The Network Impact of Big Data

Big data is a big deal. You read about it and its promises of insight. But you will need a network to collect and distribute big data connected to processing locations. Many big data applications require real-time communications. Plan for big data on your network now; don't wait until issues arrive. Catch-up costs money and results in delayed implementations.

The only sure predictions around big data's impact are that the network will be busier, need more capacity, and probably cost more. How much capacity will be needed is only an estimate. It could wind up being far more than estimated if the big data applications are very successful. Educated predictions on traffic may look good now, but conditions can change and render them inaccurate.

Real-time processing of big data will require real-time data delivery. Without real-time delivery, data will already be old and historical. One of the advantages of big data, especially in regard to the Internet of Things (IoT), is its enabling of a rapid response to changing business functions and conditions such as security alerts, building automation, location tracking, etc. Big data collected quickly fosters just-in-time decisions.

The United Nations Economic Commission for Europe predicts that data growth will be 350% higher in 2019 than it is in 2015. Such volume of data means a corresponding 350% growth in network traffic, which may be carried over private LANs (wired and wireless) and WANs, the Internet, and cellular networks.

The problem with predictions is that a number of business conditions are assumed to be known. The predicted 350% data growth is across the board, not for an individual organization.

One of the IoT drivers is the operations department of an organization. Operations may be planning its own rollout of technology without the knowledge of IT, which may impact the network or bypass it entirely via a cellular connection. If it is bypassed then IT does not need to support that IoT traffic. Further, the success of IoT may be underestimated or the frequency of data transmissions may be increased without the knowledge of IT. These sort of scenarios will impact the accuracy of traffic predictions. Therefore, monitoring network traffic conditions in real time with rapid traffic analysis becomes mandatory.

Big data transmission will occur on the premises network and may affect the enterprise WAN. If the cloud is used, Internet access will be taxed for its capacity. The network's capability to absorb and transfer big data traffic is made up of six elements:

  1. Bandwidth -- You will always need more. As big data is analyzed, users may want to collect even more data as they learn how to better analyze it. Don't forget that data about the networks adds to the traffic load, and therefore more bandwidth may be required. Bandwidth should be scalable in response to traffic that can increase rapidly. You need to relate bandwidth utilization to the application used.
  2. Network Delay/Latency -- Real-time delivery with real-time responses based on analysis means that network delay can cause the data and responses to be created and delivered too late. Predictable consistent latency needs to be delivered.
  3. Security -- This is important for both access to and transmission of the data. It is very likely that the data is sensitive for both the organizations and its customers.
  4. Delivery Accuracy -- Data can sometimes be lost or delivered with errors. No network is perfect, but knowing that there has been data corruption can help minimize the impacts.
  5. Availability -- The loss of networks can be highly disruptive. An availability of 99.99+% is a good goal. Make sure you know what events or conditions are not included in the availability calculation, as you may actually be experiencing only 99% availability.
  6. Resiliency -- Failures will occur; they always do. How fast those failures can be resolved leads to either confidence in the network and its management or skepticism of the value of data collection and analysis.

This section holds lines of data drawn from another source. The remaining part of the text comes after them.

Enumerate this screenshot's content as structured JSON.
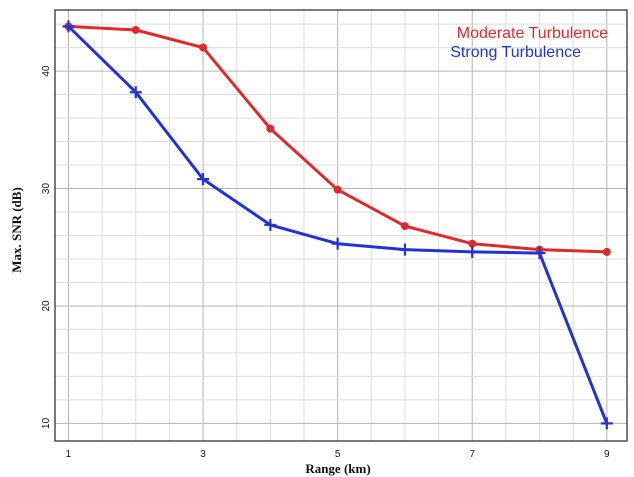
{
  "chart_data": {
    "type": "line",
    "xlabel": "Range (km)",
    "ylabel": "Max. SNR (dB)",
    "xlim": [
      0.8,
      9.3
    ],
    "ylim": [
      8.5,
      45.2
    ],
    "x_ticks": [
      1,
      3,
      5,
      7,
      9
    ],
    "x_tick_labels": [
      "1",
      "3",
      "5",
      "7",
      "9"
    ],
    "y_ticks": [
      10,
      20,
      30,
      40
    ],
    "y_tick_labels": [
      "10",
      "20",
      "30",
      "40"
    ],
    "x_minor_step": 0.5,
    "y_minor_step": 2,
    "grid": true,
    "legend_position": "top-right",
    "series": [
      {
        "name": "Moderate Turbulence",
        "color": "#e02a2a",
        "marker": "dot",
        "x": [
          1,
          2,
          3,
          4,
          5,
          6,
          7,
          8,
          9
        ],
        "y": [
          43.8,
          43.5,
          42.0,
          35.1,
          29.9,
          26.8,
          25.3,
          24.8,
          24.6
        ]
      },
      {
        "name": "Strong Turbulence",
        "color": "#2233d4",
        "marker": "cross",
        "x": [
          1,
          2,
          3,
          4,
          5,
          6,
          7,
          8,
          9
        ],
        "y": [
          43.8,
          38.2,
          30.8,
          26.9,
          25.3,
          24.8,
          24.6,
          24.5,
          10.0
        ]
      }
    ]
  }
}
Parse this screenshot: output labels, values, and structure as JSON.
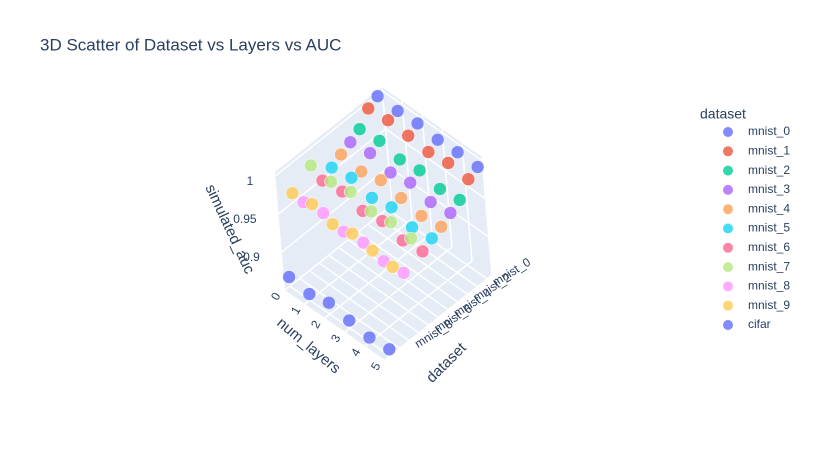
{
  "chart_data": {
    "type": "scatter3d",
    "title": "3D Scatter of Dataset vs Layers vs AUC",
    "x_label": "dataset",
    "y_label": "num_layers",
    "z_label": "simulated_auc",
    "legend_title": "dataset",
    "yticks": [
      0,
      1,
      2,
      3,
      4,
      5
    ],
    "ylim": [
      0,
      5
    ],
    "zlim": [
      0.85,
      1.005
    ],
    "zticks": [
      0.9,
      0.95,
      1
    ],
    "series": [
      {
        "name": "mnist_0",
        "color": "#636efa",
        "y": [
          0,
          1,
          2,
          3,
          4,
          5
        ],
        "values": [
          0.998,
          0.997,
          0.999,
          0.996,
          0.998,
          0.997
        ]
      },
      {
        "name": "mnist_1",
        "color": "#EF553B",
        "y": [
          0,
          1,
          2,
          3,
          4,
          5
        ],
        "values": [
          0.992,
          0.995,
          0.993,
          0.99,
          0.994,
          0.991
        ]
      },
      {
        "name": "mnist_2",
        "color": "#00cc96",
        "y": [
          0,
          1,
          2,
          3,
          4,
          5
        ],
        "values": [
          0.975,
          0.978,
          0.972,
          0.976,
          0.97,
          0.974
        ]
      },
      {
        "name": "mnist_3",
        "color": "#ab63fa",
        "y": [
          0,
          1,
          2,
          3,
          4,
          5
        ],
        "values": [
          0.968,
          0.972,
          0.965,
          0.97,
          0.963,
          0.967
        ]
      },
      {
        "name": "mnist_4",
        "color": "#FFA15A",
        "y": [
          0,
          1,
          2,
          3,
          4,
          5
        ],
        "values": [
          0.962,
          0.958,
          0.965,
          0.96,
          0.955,
          0.959
        ]
      },
      {
        "name": "mnist_5",
        "color": "#19d3f3",
        "y": [
          0,
          1,
          2,
          3,
          4,
          5
        ],
        "values": [
          0.955,
          0.96,
          0.952,
          0.958,
          0.95,
          0.954
        ]
      },
      {
        "name": "mnist_6",
        "color": "#FF6692",
        "y": [
          0,
          1,
          2,
          3,
          4,
          5
        ],
        "values": [
          0.948,
          0.952,
          0.945,
          0.95,
          0.943,
          0.947
        ]
      },
      {
        "name": "mnist_7",
        "color": "#B6E880",
        "y": [
          0,
          1,
          2,
          3,
          4,
          5
        ],
        "values": [
          0.978,
          0.975,
          0.98,
          0.973,
          0.977,
          0.974
        ]
      },
      {
        "name": "mnist_8",
        "color": "#FF97FF",
        "y": [
          0,
          1,
          2,
          3,
          4,
          5
        ],
        "values": [
          0.94,
          0.944,
          0.938,
          0.942,
          0.936,
          0.939
        ]
      },
      {
        "name": "mnist_9",
        "color": "#FECB52",
        "y": [
          0,
          1,
          2,
          3,
          4,
          5
        ],
        "values": [
          0.962,
          0.966,
          0.958,
          0.964,
          0.96,
          0.957
        ]
      },
      {
        "name": "cifar",
        "color": "#636efa",
        "y": [
          0,
          1,
          2,
          3,
          4,
          5
        ],
        "values": [
          0.862,
          0.858,
          0.865,
          0.86,
          0.856,
          0.859
        ]
      }
    ]
  }
}
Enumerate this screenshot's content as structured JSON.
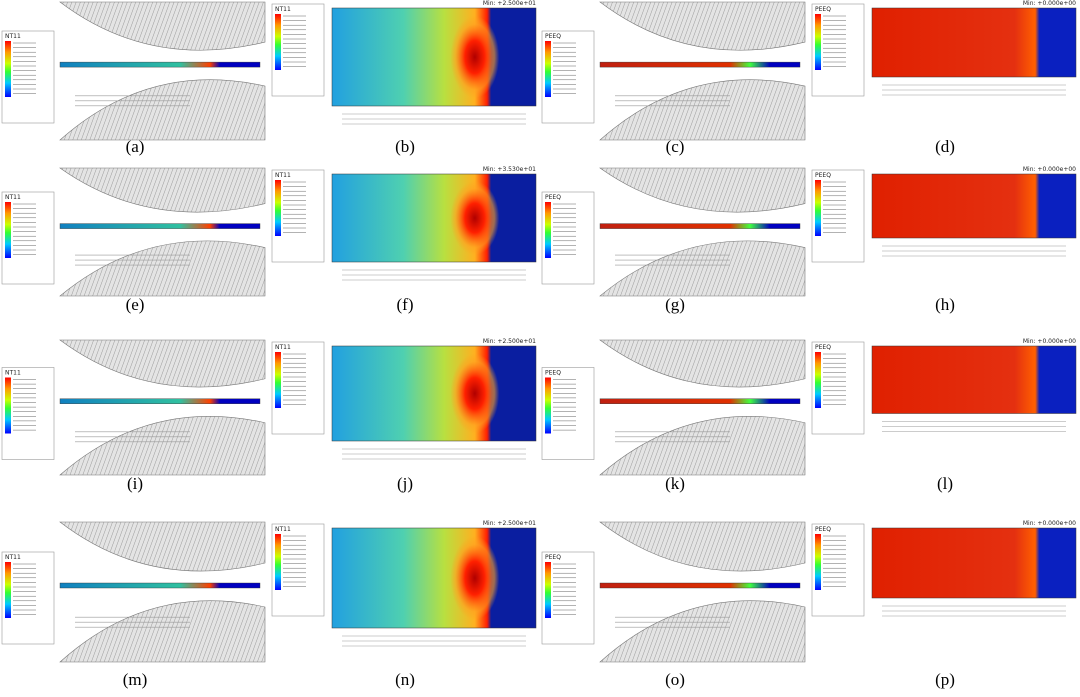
{
  "panels": [
    {
      "label": "(a)",
      "kind": "roll",
      "legend_title": "NT11"
    },
    {
      "label": "(b)",
      "kind": "contour",
      "legend_title": "NT11",
      "note": "Min: +2.500e+01"
    },
    {
      "label": "(c)",
      "kind": "roll",
      "legend_title": "PEEQ"
    },
    {
      "label": "(d)",
      "kind": "contour",
      "legend_title": "PEEQ",
      "note": "Min: +0.000e+00"
    },
    {
      "label": "(e)",
      "kind": "roll",
      "legend_title": "NT11"
    },
    {
      "label": "(f)",
      "kind": "contour",
      "legend_title": "NT11",
      "note": "Min: +3.530e+01"
    },
    {
      "label": "(g)",
      "kind": "roll",
      "legend_title": "PEEQ"
    },
    {
      "label": "(h)",
      "kind": "contour",
      "legend_title": "PEEQ",
      "note": "Min: +0.000e+00"
    },
    {
      "label": "(i)",
      "kind": "roll",
      "legend_title": "NT11"
    },
    {
      "label": "(j)",
      "kind": "contour",
      "legend_title": "NT11",
      "note": "Min: +2.500e+01"
    },
    {
      "label": "(k)",
      "kind": "roll",
      "legend_title": "PEEQ"
    },
    {
      "label": "(l)",
      "kind": "contour",
      "legend_title": "PEEQ",
      "note": "Min: +0.000e+00"
    },
    {
      "label": "(m)",
      "kind": "roll",
      "legend_title": "NT11"
    },
    {
      "label": "(n)",
      "kind": "contour",
      "legend_title": "NT11",
      "note": "Min: +2.500e+01"
    },
    {
      "label": "(o)",
      "kind": "roll",
      "legend_title": "PEEQ"
    },
    {
      "label": "(p)",
      "kind": "contour",
      "legend_title": "PEEQ",
      "note": "Min: +0.000e+00"
    }
  ]
}
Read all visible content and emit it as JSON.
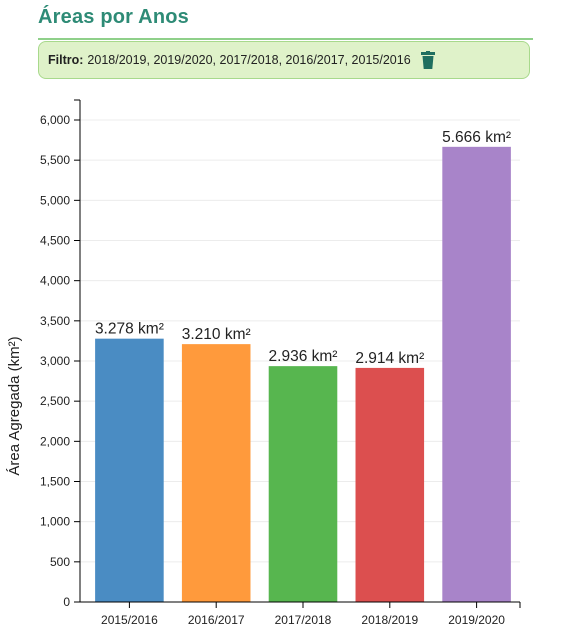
{
  "panel": {
    "title": "Áreas por Anos",
    "filter_label": "Filtro:",
    "filter_values": "2018/2019, 2019/2020, 2017/2018, 2016/2017, 2015/2016",
    "trash_icon": "trash-icon",
    "accent_color": "#2e8b76"
  },
  "chart_data": {
    "type": "bar",
    "categories": [
      "2015/2016",
      "2016/2017",
      "2017/2018",
      "2018/2019",
      "2019/2020"
    ],
    "values": [
      3278,
      3210,
      2936,
      2914,
      5666
    ],
    "data_labels": [
      "3.278 km²",
      "3.210 km²",
      "2.936 km²",
      "2.914 km²",
      "5.666 km²"
    ],
    "colors": [
      "#4a8cc3",
      "#ff9a3c",
      "#57b64f",
      "#dc4f4f",
      "#a884c9"
    ],
    "title": "",
    "xlabel": "",
    "ylabel": "Área Agregada (km²)",
    "ylim": [
      0,
      6000
    ],
    "yticks": [
      0,
      500,
      1000,
      1500,
      2000,
      2500,
      3000,
      3500,
      4000,
      4500,
      5000,
      5500,
      6000
    ],
    "ytick_labels": [
      "0",
      "500",
      "1,000",
      "1,500",
      "2,000",
      "2,500",
      "3,000",
      "3,500",
      "4,000",
      "4,500",
      "5,000",
      "5,500",
      "6,000"
    ],
    "grid": true
  }
}
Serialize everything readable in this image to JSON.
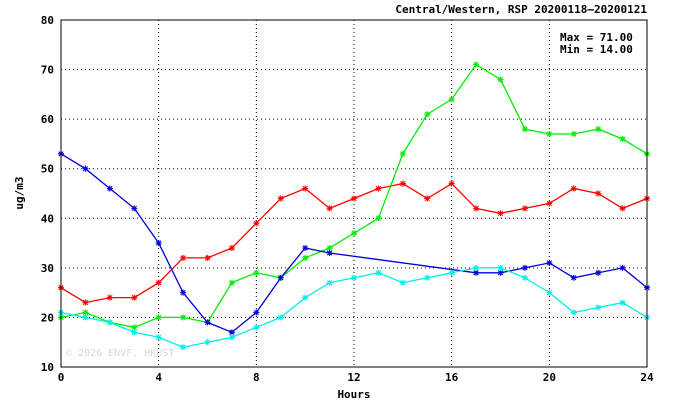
{
  "chart_data": {
    "type": "line",
    "title": "Central/Western, RSP 20200118–20200121",
    "xlabel": "Hours",
    "ylabel": "ug/m3",
    "xlim": [
      0,
      24
    ],
    "ylim": [
      10,
      80
    ],
    "xticks": [
      0,
      4,
      8,
      12,
      16,
      20,
      24
    ],
    "yticks": [
      10,
      20,
      30,
      40,
      50,
      60,
      70,
      80
    ],
    "grid": true,
    "max_label": "Max = 71.00",
    "min_label": "Min = 14.00",
    "watermark": "© 2026 ENVF, HKUST",
    "series": [
      {
        "color": "#ff0000",
        "points": [
          [
            0,
            26
          ],
          [
            1,
            23
          ],
          [
            2,
            24
          ],
          [
            3,
            24
          ],
          [
            4,
            27
          ],
          [
            5,
            32
          ],
          [
            6,
            32
          ],
          [
            7,
            34
          ],
          [
            8,
            39
          ],
          [
            9,
            44
          ],
          [
            10,
            46
          ],
          [
            11,
            42
          ],
          [
            12,
            44
          ],
          [
            13,
            46
          ],
          [
            14,
            47
          ],
          [
            15,
            44
          ],
          [
            16,
            47
          ],
          [
            17,
            42
          ],
          [
            18,
            41
          ],
          [
            19,
            42
          ],
          [
            20,
            43
          ],
          [
            21,
            46
          ],
          [
            22,
            45
          ],
          [
            23,
            42
          ],
          [
            24,
            44
          ]
        ]
      },
      {
        "color": "#00ee00",
        "points": [
          [
            0,
            20
          ],
          [
            1,
            21
          ],
          [
            2,
            19
          ],
          [
            3,
            18
          ],
          [
            4,
            20
          ],
          [
            5,
            20
          ],
          [
            6,
            19
          ],
          [
            7,
            27
          ],
          [
            8,
            29
          ],
          [
            9,
            28
          ],
          [
            10,
            32
          ],
          [
            11,
            34
          ],
          [
            12,
            37
          ],
          [
            13,
            40
          ],
          [
            14,
            53
          ],
          [
            15,
            61
          ],
          [
            16,
            64
          ],
          [
            17,
            71
          ],
          [
            18,
            68
          ],
          [
            19,
            58
          ],
          [
            20,
            57
          ],
          [
            21,
            57
          ],
          [
            22,
            58
          ],
          [
            23,
            56
          ],
          [
            24,
            53
          ]
        ]
      },
      {
        "color": "#0000dd",
        "points": [
          [
            0,
            53
          ],
          [
            1,
            50
          ],
          [
            2,
            46
          ],
          [
            3,
            42
          ],
          [
            4,
            35
          ],
          [
            5,
            25
          ],
          [
            6,
            19
          ],
          [
            7,
            17
          ],
          [
            8,
            21
          ],
          [
            9,
            28
          ],
          [
            10,
            34
          ],
          [
            11,
            33
          ],
          [
            17,
            29
          ],
          [
            18,
            29
          ],
          [
            19,
            30
          ],
          [
            20,
            31
          ],
          [
            21,
            28
          ],
          [
            22,
            29
          ],
          [
            23,
            30
          ],
          [
            24,
            26
          ]
        ]
      },
      {
        "color": "#00eeee",
        "points": [
          [
            0,
            21
          ],
          [
            1,
            20
          ],
          [
            2,
            19
          ],
          [
            3,
            17
          ],
          [
            4,
            16
          ],
          [
            5,
            14
          ],
          [
            6,
            15
          ],
          [
            7,
            16
          ],
          [
            8,
            18
          ],
          [
            9,
            20
          ],
          [
            10,
            24
          ],
          [
            11,
            27
          ],
          [
            12,
            28
          ],
          [
            13,
            29
          ],
          [
            14,
            27
          ],
          [
            15,
            28
          ],
          [
            16,
            29
          ],
          [
            17,
            30
          ],
          [
            18,
            30
          ],
          [
            19,
            28
          ],
          [
            20,
            25
          ],
          [
            21,
            21
          ],
          [
            22,
            22
          ],
          [
            23,
            23
          ],
          [
            24,
            20
          ]
        ]
      }
    ]
  }
}
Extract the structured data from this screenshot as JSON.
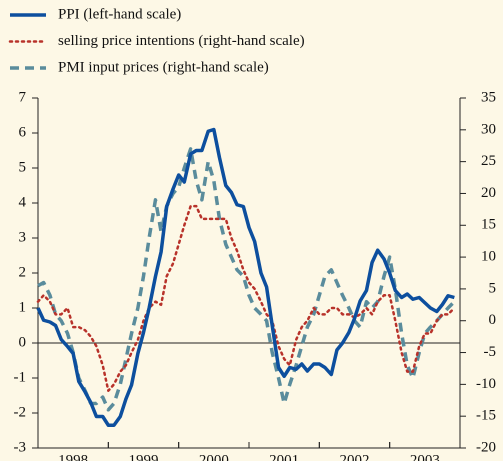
{
  "chart_data": {
    "type": "line",
    "x": [
      1998,
      1998.08,
      1998.17,
      1998.25,
      1998.33,
      1998.42,
      1998.5,
      1998.58,
      1998.67,
      1998.75,
      1998.83,
      1998.92,
      1999,
      1999.08,
      1999.17,
      1999.25,
      1999.33,
      1999.42,
      1999.5,
      1999.58,
      1999.67,
      1999.75,
      1999.83,
      1999.92,
      2000,
      2000.08,
      2000.17,
      2000.25,
      2000.33,
      2000.42,
      2000.5,
      2000.58,
      2000.67,
      2000.75,
      2000.83,
      2000.92,
      2001,
      2001.08,
      2001.17,
      2001.25,
      2001.33,
      2001.42,
      2001.5,
      2001.58,
      2001.67,
      2001.75,
      2001.83,
      2001.92,
      2002,
      2002.08,
      2002.17,
      2002.25,
      2002.33,
      2002.42,
      2002.5,
      2002.58,
      2002.67,
      2002.75,
      2002.83,
      2002.92,
      2003,
      2003.08,
      2003.17,
      2003.25,
      2003.33,
      2003.42,
      2003.5,
      2003.58,
      2003.67,
      2003.75,
      2003.83,
      2003.92
    ],
    "xlim": [
      1998,
      2004
    ],
    "xticks": [
      {
        "value": 1998.5,
        "label": "1998"
      },
      {
        "value": 1999.5,
        "label": "1999"
      },
      {
        "value": 2000.5,
        "label": "2000"
      },
      {
        "value": 2001.5,
        "label": "2001"
      },
      {
        "value": 2002.5,
        "label": "2002"
      },
      {
        "value": 2003.5,
        "label": "2003"
      }
    ],
    "ylim": [
      -3,
      7
    ],
    "yticks": [
      -3,
      -2,
      -1,
      0,
      1,
      2,
      3,
      4,
      5,
      6,
      7
    ],
    "y2lim": [
      -20,
      35
    ],
    "y2ticks": [
      -20,
      -15,
      -10,
      -5,
      0,
      5,
      10,
      15,
      20,
      25,
      30,
      35
    ],
    "series": [
      {
        "name": "PPI (left-hand scale)",
        "color": "#0d4f9e",
        "style": "solid",
        "values": [
          1.0,
          0.65,
          0.6,
          0.5,
          0.1,
          -0.1,
          -0.3,
          -1.1,
          -1.4,
          -1.7,
          -2.1,
          -2.1,
          -2.35,
          -2.35,
          -2.1,
          -1.6,
          -1.2,
          -0.3,
          0.3,
          1.0,
          1.9,
          2.6,
          3.9,
          4.4,
          4.8,
          4.6,
          5.4,
          5.5,
          5.5,
          6.05,
          6.1,
          5.3,
          4.5,
          4.3,
          3.95,
          3.9,
          3.3,
          2.9,
          2.0,
          1.6,
          0.5,
          -0.7,
          -0.95,
          -0.7,
          -0.75,
          -0.6,
          -0.8,
          -0.6,
          -0.6,
          -0.7,
          -0.9,
          -0.2,
          0.0,
          0.3,
          0.7,
          1.2,
          1.5,
          2.3,
          2.65,
          2.4,
          2.0,
          1.5,
          1.3,
          1.4,
          1.25,
          1.3,
          1.15,
          1.0,
          0.9,
          1.1,
          1.35,
          1.3
        ]
      },
      {
        "name": "selling price intentions (right-hand scale)",
        "color": "#b8322a",
        "style": "dotted",
        "axis": "y2",
        "values": [
          3,
          4,
          3,
          1,
          1,
          2,
          -1,
          -1,
          -1.5,
          -2.5,
          -4,
          -7,
          -11,
          -10,
          -8,
          -7,
          -5,
          -3,
          0,
          2,
          3,
          2.5,
          7,
          9,
          12,
          15,
          18,
          18,
          16,
          16,
          16,
          16,
          16,
          13,
          11,
          8,
          6,
          5,
          3,
          1,
          0,
          -4,
          -6,
          -7,
          -3,
          -1,
          0,
          2,
          1,
          1,
          2,
          2,
          1,
          1,
          0.5,
          1,
          2,
          1,
          3,
          4,
          4,
          0,
          -5,
          -8,
          -8,
          -4,
          -2,
          -2,
          0,
          1,
          1,
          2
        ]
      },
      {
        "name": "PMI input prices (right-hand scale)",
        "color": "#5a8c9c",
        "style": "dashed",
        "axis": "y2",
        "values": [
          5.5,
          6,
          4,
          1,
          0,
          -2,
          -5,
          -9,
          -11,
          -13,
          -13,
          -12,
          -14,
          -13,
          -10,
          -6,
          -2,
          2,
          7,
          13,
          19,
          14,
          18,
          20,
          21,
          24,
          27,
          22,
          19,
          25,
          22,
          16,
          12,
          10,
          8,
          7,
          4,
          2,
          1,
          0,
          -5,
          -9,
          -13,
          -10,
          -7,
          -4,
          -1,
          1,
          4,
          7,
          8,
          6,
          4,
          2,
          0,
          -1,
          3,
          2,
          3,
          7,
          10,
          5,
          -2,
          -7,
          -9,
          -5,
          -2,
          -1,
          0,
          1,
          2,
          3
        ]
      }
    ]
  }
}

Network Monitoring is Mandatory

Network monitoring has been part of operations for a long time. Most monitoring systems deal with major changes, failures, configuration data, and traffic reporting. The monitoring function itself is a producer of big data. Therefore, the network data needs to be analyzed with big data applications. Traffic trends, where apps are located, what caused the traffic, and what network resources are available to effectively carry the traffic are all part of the network big data information.

Many big data applications require real-time communications so that data can be delivered and analyzed properly. But real-time communications requires real-time monitoring, and this must be incorporated when predicting traffic levels and the impact on the network.